Discussion for the Four Daughters
Four Daughters is the closeness of women, particularly those living in the same household, is evidence of the power of shared history. The bond of sisterhood is governed by shared experiences of what it is like to be a woman in the world and to grow up in a household where authoritarian and misogynist forces are felt equally. Kaouther Ben Hania’s “Four Daughters” may suggest a maternal focus because of its title, yet the film is just as interested in the points of discord amongst sisters. The documentary’s central argument is that maturing may be very upsetting, even in a household full of women used to the same conditions, and that the connections of family are not necessarily proportional to the effects of religion or politics.
In addition to Rahma, Olfa Hamrouni also has daughters Eya, Tayssir, and Ghofrane. The two oldest, Ghofrane and Rahma, however, vanished years ago after becoming radicalised and leaving home to join ISIS. Olfa and her two youngest kids analyse the repercussions of the intersection of their womanhood and their culture as they recall their experiences prior to and following they fled. They analyse the environments and the events that shaped them, bringing to the fore the unspoken desire by all women to feel empowered.
The surviving Olfa, Eya, and Tayssir may present their viewpoints. Two women, Ichraq Matar and Nour Karoui, play the roles of Ghofrane and Rahma since they are not in the film. They take the place of the real-life sisters who inspired the reenactments by inhabiting the characters and setting.
Their roles as actors are not lost, but their involvement is more powerful because of the shared pain they all experienced. Olfa is brought to tears as the sisters recognise the actors playing themselves when they are introduced. Sisterly recollections of first periods, puberty stories, and male gossip seem as authentic as those of toying with each other’s hair in bed. The film’s emotional core is strengthened by the artificiality of the female friendship posing as a sisterly one. The issue of what emotional cost these performers are willing to take because of the gender power gap remains, however.
Olfa’s insert is the actress Hend Sabry, who plays the role Olfa herself would find too traumatic to play out. Yet Olfa is often seen in the background as Sabry is performing; she is a constant presence in her fictionalised portrayal, often interjecting to correct the way the story is being recounted. The ladies of “Four Daughters” are given significant agency in narrating their own tale, and the actors are given equal opportunity to do so. When it comes to parenting her girls, Olfa has an iron grip, yet Sabry will question her, criticise her, and sometimes call them out on imposing certain sexist, patriarchal societal practises.

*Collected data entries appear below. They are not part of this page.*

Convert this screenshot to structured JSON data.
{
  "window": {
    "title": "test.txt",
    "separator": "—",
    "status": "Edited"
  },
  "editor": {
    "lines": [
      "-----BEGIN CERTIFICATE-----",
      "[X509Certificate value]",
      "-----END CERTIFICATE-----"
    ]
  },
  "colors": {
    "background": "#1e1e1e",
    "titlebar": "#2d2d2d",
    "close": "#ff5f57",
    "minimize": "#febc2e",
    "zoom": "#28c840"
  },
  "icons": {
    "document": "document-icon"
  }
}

The moral implications of these situations are hard to quantify. How much self-criticism is acceptable when these ladies are going through their worst experiences? When do inquiries become evaluations? Also, how much of a personal investment are the performers required to make? When playing every male character in the women’s life, actor Majd Mastoura eventually feels so uncomfortable that he interrupts an exchange and fails to continue. Eya, frustrated, tells him to come back and continue the part, explaining that it’s his responsibility as a performer to perform the dialogue and that it’s not his trauma.
Though crucial to the plot of “Four Daughters,” these meta-reenactments suffer from a lack of objectivity and a lack of mutual trust due to the subjects’ insistence on re-creating or retelling their histories in their own ways. Due to the fuzziness of regard between actor and subject, this calls into question both dependability and morality.
Whether using a “talking heads” format or searching for archive video to use later, a solid foundation is essential for every documentary. Even when its impartiality is questioned, “Four Daughters” is a masterpiece of multidimensional narrative because to Ben Hania’s empathetic vision, which is elegantly tied to her analytical powers.
Olfa, Eya, and Tayssir display a range of feelings throughout the film, from affection and nostalgia to despair, indignation, and rage. While interacting, most actors talk about how they were taught to distance themselves emotionally from their characters. They still cry together, hug one other, and exchange knowing looks of pain despite this. Making this video has clearly been therapeutic for the sisters.
They get to say the things they always wanted to say, experience the times they miss the most, and express themselves in a way that their younger selves never could have. The narrative of “Four Daughters” is one of alienation, self-examination, and release.